Dave “was hooked,” Brubeck says. “I told him, look, you tackle some of the themes, and I can expand them. And I’ll handle the grunt work, all the orchestration.”

Each purchased the same 400-page compilation of Adams’ images. They spoke constantly by phone: “Which photograph resonates with you? Plate 49 on page 382? Me, too!” Chris Brubeck recalls their conversations. “And soon, a piece of music paper with my dad’s sketch of the melody would arrive in the mail.”

It was their final collaboration as composers.
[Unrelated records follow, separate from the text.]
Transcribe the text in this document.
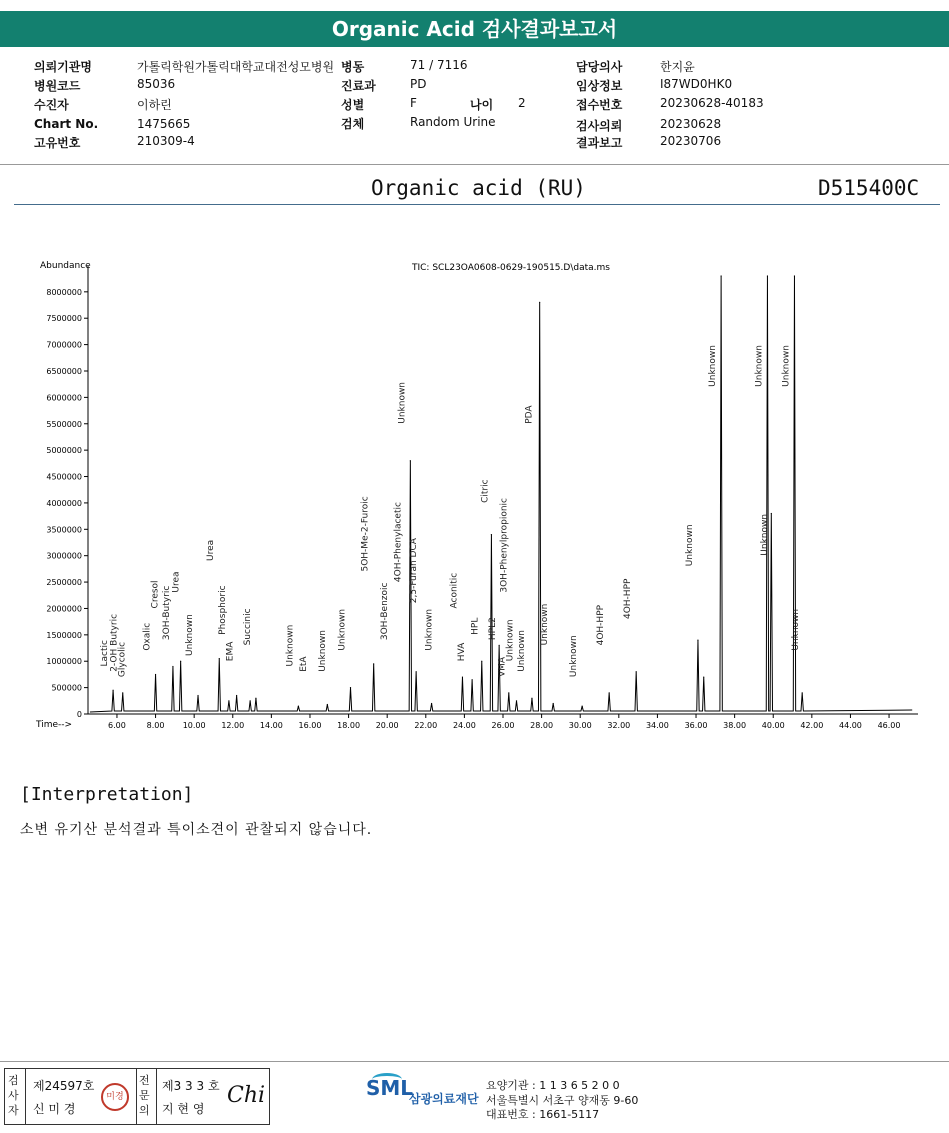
Organic Acid 검사결과보고서
의뢰기관명	가톨릭학원가톨릭대학교대전성모병원 병동	71 / 7116	담당의사	한지윤
병원코드	85036	진료과	PD	임상정보	I87WD0HK0
수진자	이하린	성별	F	나이 2	접수번호	20230628-40183
Chart No.	1475665	검체	Random Urine	검사의뢰	20230628
고유번호	210309-4	결과보고	20230706
Organic acid (RU)	D515400C
0
500000
1000000
1500000
2000000
2500000
3000000
3500000
4000000
4500000
5000000
5500000
6000000
6500000
7000000
7500000
8000000
6.00	8.00 10.00 12.00 14.00 16.00 18.00 20.00 22.00 24.00 26.00 28.00 30.00 32.00 34.00 36.00 38.00 40.00 42.00 44.00 46.00
Lactic 2-OH Butyric
Glycolic
Oxalic
Cresol 3OH-Butyric
Urea
Unknown
Urea
Phosphoric
EMA
Succinic	Unknown EtA Unknown
Unknown
5OH-Me-2-Furoic
3OH-Benzoic
4OH-Phenylacetic
Unknown
2,5-Furan DCA
Unknown
Aconitic
HVA
HPL
Citric
HPL2
3OH-Phenylpropionic
VMA
Unknown Unknown
PDA
Unknown
Unknown
4OH-HPP
4OH-HPP
Unknown
Unknown	Unknown
Unknown
Unknown
Unknown
Abundance
Time-->
TIC: SCL23OA0608-0629-190515.D\data.ms
[Interpretation]
소변 유기산 분석결과 특이소견이 관찰되지 않습니다.
검사자
제24597호
신 미 경
미경
전문의
제3 3 3 호
지 현 영
Chi	SML
삼광의료재단
요양기관 : 1 1 3 6 5 2 0 0
서울특별시 서초구 양재동 9-60
대표번호 : 1661-5117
It was also the first time the Ansel Adams Publishing Rights Trust allowed Adams’ photographs to beused in a concert setting. The Trust’s approval didn’t come easily. Amidst the composing, Chris Brubeck negotiated with William Turnage, the Trust’s managing director. “He was rightfully protective of Adams’ legacy,” Brubeck says. “It was completely understandable. They didn’t want the Adams name to be exploited out in the marketplace — to have Ansel Adams frisbees and stuff like that.”

He kept Turnage apprised of the composition’s progress and gradually convinced him that the project was deserving of the Adams imprimatur.

All the while, father and son built their musical work, fine-tuned it — and brought it into focus. Week by week, over the course of a year, they connected the notes to the images.

The proof is with us in Ansel Adams: America.